Quando diventa una preghiera, la divinita' interiore e' risvegliata.

Satvat

venerdì 16 luglio 2010

L'arte della visione


L'arte di vedere è prerogativa nobile ed irrinunciabile dell'essere umano. Consiste nel saper cogliere, con occhi limpidi, la verità di ciò che è, e la cosa è ben più complessa e significativa di quanto la nostra abituale attitudine all'ovvietà sappia mostrarci. Mediante gli occhi fisici, guardiamo con gli occhi dell'anima che sanno penetrare la ferma apparenza oggettuale sino a cogliere la vitalità interiore. Infatti la verità della visione non si ferma a ciò che è superficialmente omologato, ma scandaglia profondità misteriose. La dimensione di ciò che è visto, se è cosa vivente, non è affatto univoca e standardizzabile, ma si estende su molteplici livelli; perciò il nostro saper vedere ci porta a sperimentare come l'arcano esistenziale può essere percepito.
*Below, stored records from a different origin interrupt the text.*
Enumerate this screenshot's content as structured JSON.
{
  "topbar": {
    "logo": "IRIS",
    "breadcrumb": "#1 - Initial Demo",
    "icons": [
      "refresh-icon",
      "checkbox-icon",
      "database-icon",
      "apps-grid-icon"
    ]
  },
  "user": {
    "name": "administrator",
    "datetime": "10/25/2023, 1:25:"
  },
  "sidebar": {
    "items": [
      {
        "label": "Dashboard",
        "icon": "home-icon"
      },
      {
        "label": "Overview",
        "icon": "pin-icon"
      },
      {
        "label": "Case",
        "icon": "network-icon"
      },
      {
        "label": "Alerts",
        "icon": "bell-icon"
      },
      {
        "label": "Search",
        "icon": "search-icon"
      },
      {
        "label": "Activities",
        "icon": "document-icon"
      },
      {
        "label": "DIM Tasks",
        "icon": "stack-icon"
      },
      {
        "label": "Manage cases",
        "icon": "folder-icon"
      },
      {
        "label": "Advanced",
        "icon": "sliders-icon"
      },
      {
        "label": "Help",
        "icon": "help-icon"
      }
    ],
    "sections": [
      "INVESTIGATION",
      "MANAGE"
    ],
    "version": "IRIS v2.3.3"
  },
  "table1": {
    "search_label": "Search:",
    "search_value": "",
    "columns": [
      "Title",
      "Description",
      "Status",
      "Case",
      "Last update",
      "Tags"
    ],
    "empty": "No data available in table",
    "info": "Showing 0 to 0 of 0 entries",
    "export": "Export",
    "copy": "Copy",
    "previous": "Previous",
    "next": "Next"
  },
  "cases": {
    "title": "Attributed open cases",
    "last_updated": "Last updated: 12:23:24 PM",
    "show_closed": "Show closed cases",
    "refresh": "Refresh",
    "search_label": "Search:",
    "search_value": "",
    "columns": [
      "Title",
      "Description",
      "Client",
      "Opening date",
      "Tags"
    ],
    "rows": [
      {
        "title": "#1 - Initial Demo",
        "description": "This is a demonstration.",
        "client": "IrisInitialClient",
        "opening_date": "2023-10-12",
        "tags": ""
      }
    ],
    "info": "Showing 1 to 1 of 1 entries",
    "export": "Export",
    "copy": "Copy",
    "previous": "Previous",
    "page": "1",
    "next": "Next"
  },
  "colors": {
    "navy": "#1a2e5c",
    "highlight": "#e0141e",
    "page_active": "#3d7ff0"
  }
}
L'arte della visione ci conduce più vicini al mistero del vivente, ed è quindi una risorsa spirituale che può arricchire e maturare la nostra anima. Tutto questo è spontaneo ma affatto automatico. Può essere colto con occhi innocenti, aperti alla scoperta ed allo stupore, ma il problema è che i condizionamenti e l'abitudine offuscano gravemente la potenzialità visionaria dei nostri occhi, che iniziano ad agire non più come finestre dell'anima, bensì come organi asfittici, capaci di ricevere solo immagini plastificate. Perciò l'arte della visione, pur se è una nostra facoltà naturale, dev'essere insegnata, appresa e praticata.

Questo dovrebbe essere uno dei compiti fondamentali dell'Arte visiva: suggerire delle immagini che siano state coltivate, sviscerate e raffinate nell'esperienza visionaria dell'artista. L'immagine dell'Arte dovrebbe essere tanto fermentata nell'anima da divenire un vino capace di favorire l'ebbrezza della profondità della visione, un simbolo intraducibile in grado di scatenare la magia dell'assonanza con ciò che l'autore ha intuitivamente elaborato. Ovviamente sia l'artista che il pubblico dovrebbero essere educati a questo; dovrebbe essere chiaro che il fine dell'Arte visiva è quello di favorire esperienze spirituali della visione.

Se questa è stata la profonda esigenza dei padri fondatori dell'Arte Moderna, da lungo tempo (aimè!) si è scambiato il valore aureo della visione con la falsa moneta del concetto; ossia si attribuisce significato non a ciò che è reale, e che quindi può essere esistenzialmente sperimentato, ma ci si ingegna a creare realtà artificiali che sono proiezioni rese visibili dei fantasmi che agitano la mente. L'artista contemporaneo, in larga misura, non si impegna più nell'arte della visione, che potrebbe approfondirlo nell'interiorità universale del vivente, ma indulge nelle pastoie risibili del pensiero, con la somma arroganza di conferire loro un significato arbitrario. (segue)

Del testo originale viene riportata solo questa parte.